I blink. This is worse than Harry. “I don’t even know who you mean. Who is he?”

“You’ve not met him. He lives in France, he was raised there, and he was no favorite of my father’s. But, like it or not, he will be my heir until you give me a son. In the meantime, I will make my son James legitimate. I wish to God that you would learn to love my bastards. If you would bring up James as your own I would name him as my heir. At least I can publicly acknowledge him.”

This is a worse humiliation for me than if he had chosen Harry. “Who doesn’t know about him already? Everyone knows about all of them! You can’t foist a bastard on me! You would not dishonor the throne.”

“It’s no dishonor,” he says. “He’s been known as mine since he was made, and all the others who came before and after him. I mean no offense to you, little wife, but until we have a son together I want a boy to bear my name and my blessing. I am going to legitimize James.”

“Which one is he?” I ask coldly. “For there were so many tumbling out of the walls of Stirling that I could not tell one apart from the other.”

“James is Janet Kennedy’s boy. I think you observed him well enough to demand his absence. Alexander and his half brother James will study in Italy and their sister Catherine will live in Edinburgh Castle. I will have my children around me, my dear. So far, you have given me none to put in their place.”

I pull my hand from his arm. “I will never see one of your bastard children at my dinner table or even near the throne,” I say furiously. “And I will not dine tonight. I am unwell. You can go to dinner without me.”

He does not even blink. “Very well,” he says. “I will come to your room after dinner. I will spend the night with you.”

The words “You will not” are on the tip of my tongue but the set of his mouth warns me not to defy him.

“Very well,” I say, sweeping him a curtsey, and as he walks away, calling to his lords that he is sterving for his dinner, I whisper “Peasant” at his broad back, but not so loud that he can hear.

I do not dare show my bad temper to my husband but I have no restraint before my ladies, and I cuff the dogs and whip my horses, they all have to bear it without complaint. James nominates his boy Alexander to the see of Saint Andrews, his late brother’s benefice, and collects the massive fees. The ten-year-old is sent to Italy to study with no less a scholar than Erasmus. Erasmus! Who visited my brother Harry and was impressed by his learning. Thomas More brought him. That Erasmus! For a pair of little Scots bastards! The philosopher visited the royal English court and came to us in our nursery at Eltham and exchanged poetry with my brother Harry. We were suitable pupils for such a great man. But James is blind to rank and blind to merit. He insists that his bastards go to Padua to study and nothing will persuade him that this is to raise them too high.

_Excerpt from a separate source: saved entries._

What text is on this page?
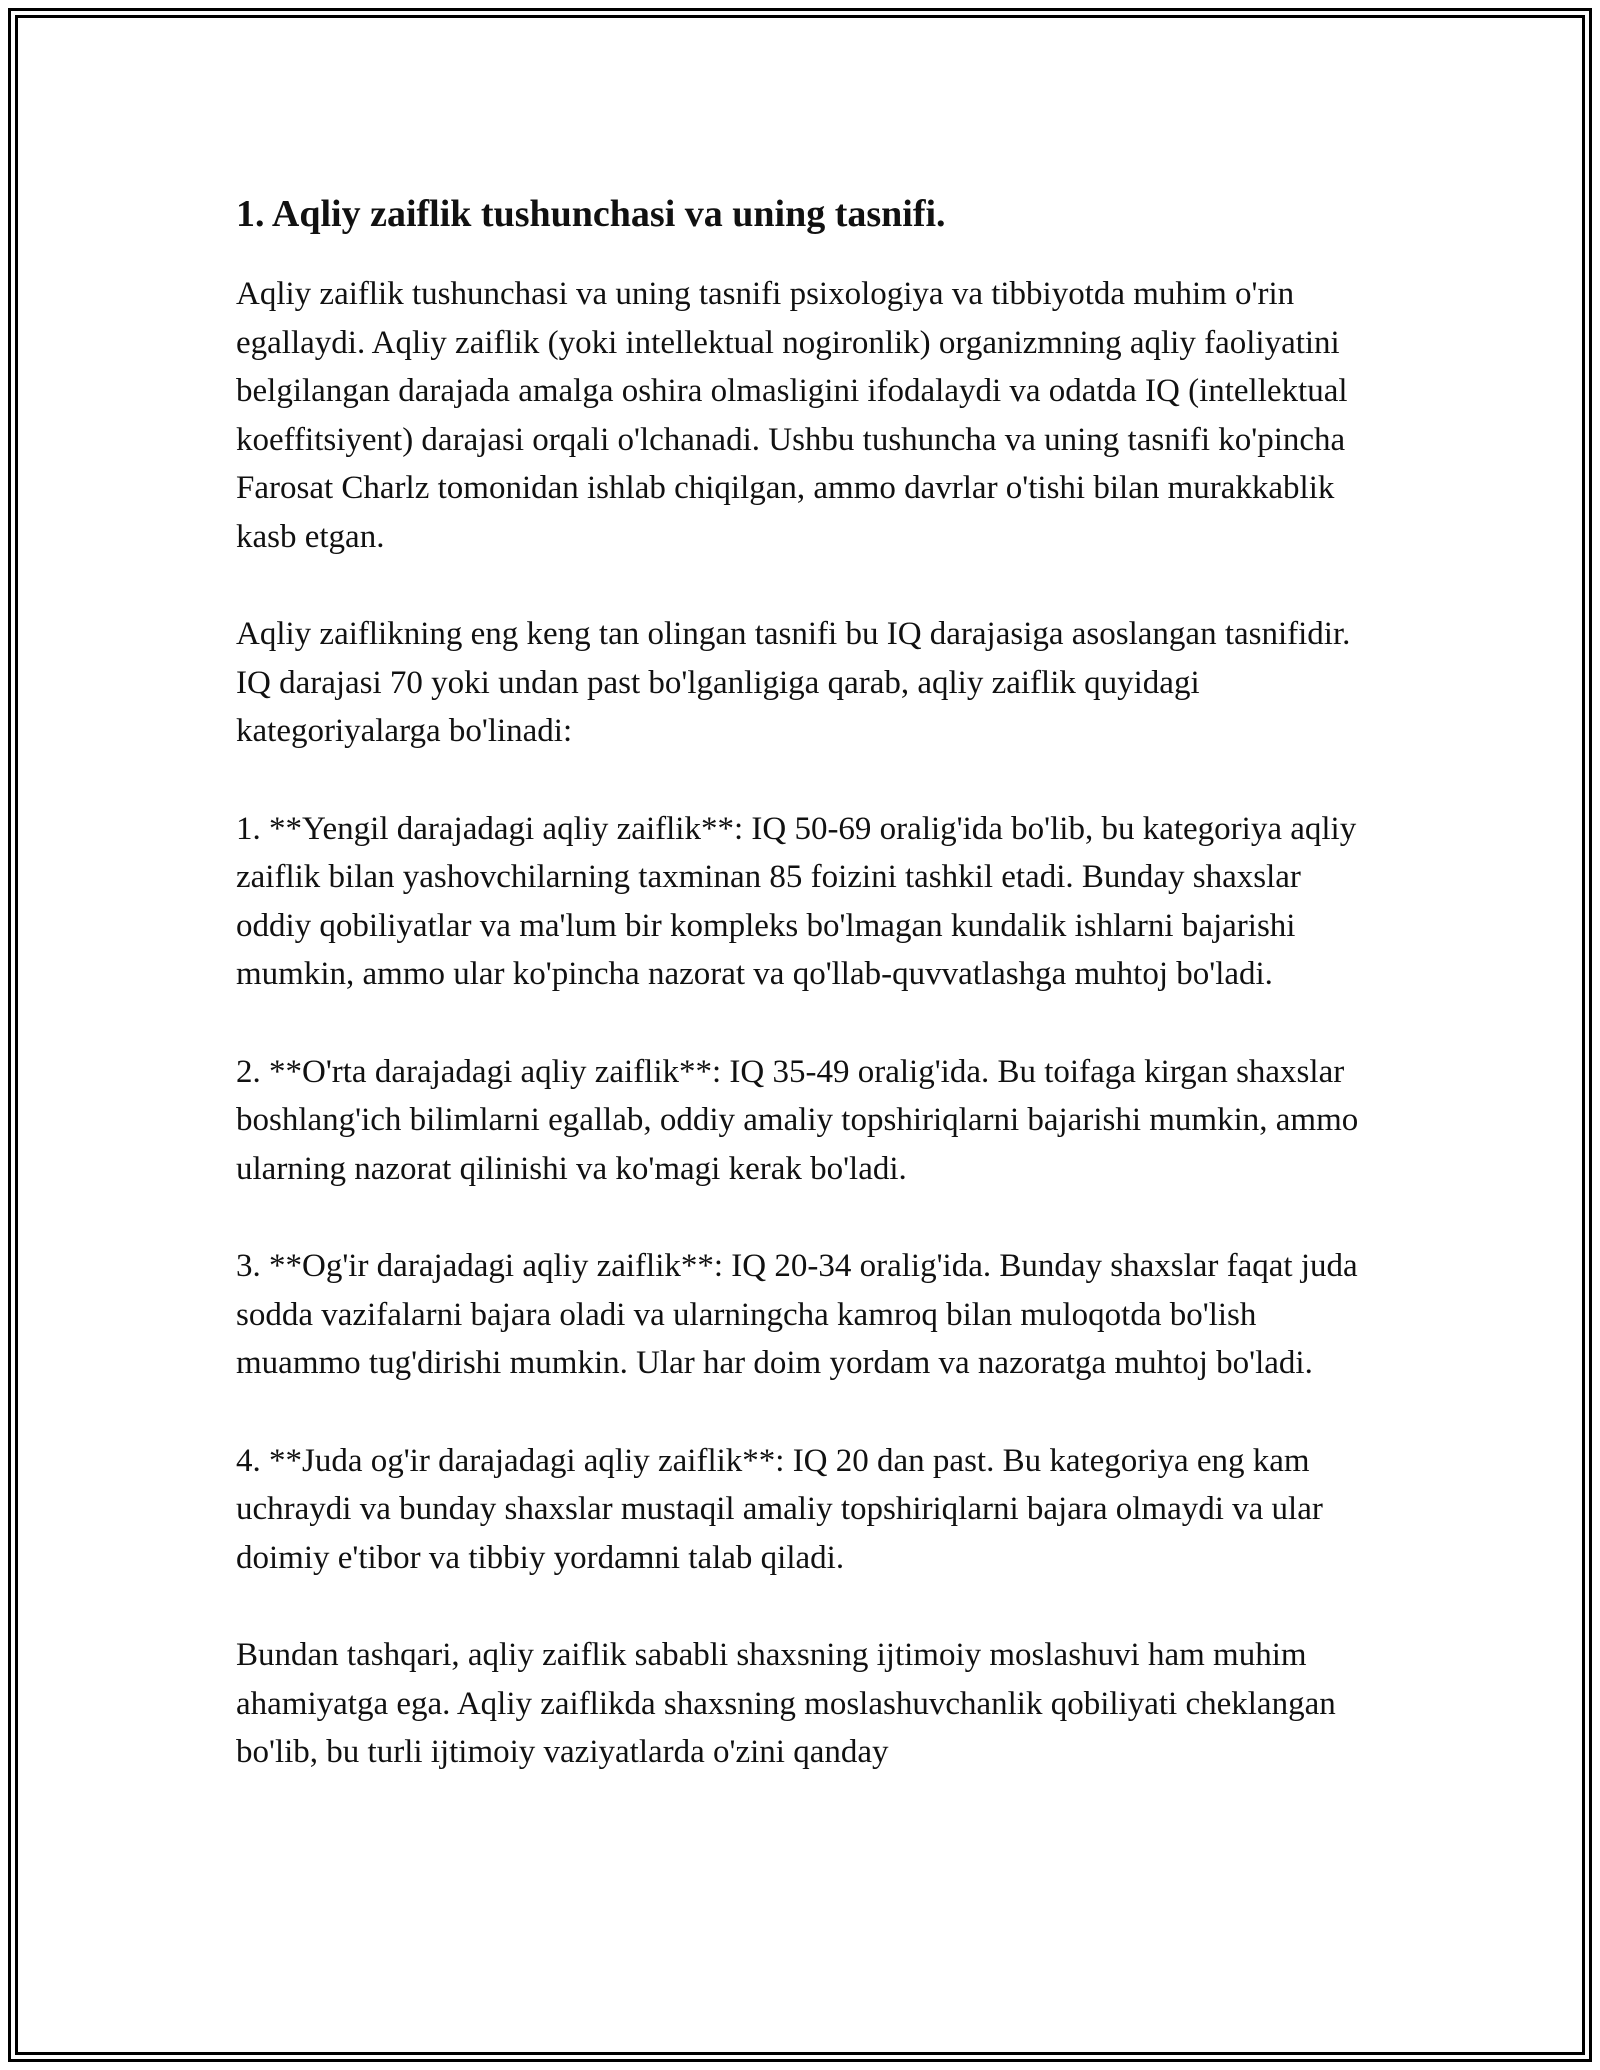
1. Aqliy zaiflik tushunchasi va uning tasnifi.

Aqliy zaiflik tushunchasi va uning tasnifi psixologiya va tibbiyotda muhim o'rin egallaydi. Aqliy zaiflik (yoki intellektual nogironlik) organizmning aqliy faoliyatini belgilangan darajada amalga oshira olmasligini ifodalaydi va odatda IQ (intellektual koeffitsiyent) darajasi orqali o'lchanadi. Ushbu tushuncha va uning tasnifi ko'pincha Farosat Charlz tomonidan ishlab chiqilgan, ammo davrlar o'tishi bilan murakkablik kasb etgan.

Aqliy zaiflikning eng keng tan olingan tasnifi bu IQ darajasiga asoslangan tasnifidir. IQ darajasi 70 yoki undan past bo'lganligiga qarab, aqliy zaiflik quyidagi kategoriyalarga bo'linadi:

1. **Yengil darajadagi aqliy zaiflik**: IQ 50-69 oralig'ida bo'lib, bu kategoriya aqliy zaiflik bilan yashovchilarning taxminan 85 foizini tashkil etadi. Bunday shaxslar oddiy qobiliyatlar va ma'lum bir kompleks bo'lmagan kundalik ishlarni bajarishi mumkin, ammo ular ko'pincha nazorat va qo'llab-quvvatlashga muhtoj bo'ladi.

2. **O'rta darajadagi aqliy zaiflik**: IQ 35-49 oralig'ida. Bu toifaga kirgan shaxslar boshlang'ich bilimlarni egallab, oddiy amaliy topshiriqlarni bajarishi mumkin, ammo ularning nazorat qilinishi va ko'magi kerak bo'ladi.

3. **Og'ir darajadagi aqliy zaiflik**: IQ 20-34 oralig'ida. Bunday shaxslar faqat juda sodda vazifalarni bajara oladi va ularningcha kamroq bilan muloqotda bo'lish muammo tug'dirishi mumkin. Ular har doim yordam va nazoratga muhtoj bo'ladi.

4. **Juda og'ir darajadagi aqliy zaiflik**: IQ 20 dan past. Bu kategoriya eng kam uchraydi va bunday shaxslar mustaqil amaliy topshiriqlarni bajara olmaydi va ular doimiy e'tibor va tibbiy yordamni talab qiladi.

Bundan tashqari, aqliy zaiflik sababli shaxsning ijtimoiy moslashuvi ham muhim ahamiyatga ega. Aqliy zaiflikda shaxsning moslashuvchanlik qobiliyati cheklangan bo'lib, bu turli ijtimoiy vaziyatlarda o'zini qanday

I know he is mistaken. For all that he calls me unfit to rule, I know some things. I have seen my father haunted by boys, Plantagenet boys; one even called himself a Plantagenet prince. My father paid a fortune on spies to find him, and then bribes to all the liars in Flanders to say that they knew him as a boatman’s son in Tournai. I saw the struggle that my father had to be rid of him when he was captured. I saw him lingering at our court, half prince and half pretender. The only thing to do with a rival is to put him to death, at once. Now James is educating two boys to be the rivals to my son, even saying he will name the oldest as his heir. I know that this is folly. Every prince, every princess, wants to be the only one.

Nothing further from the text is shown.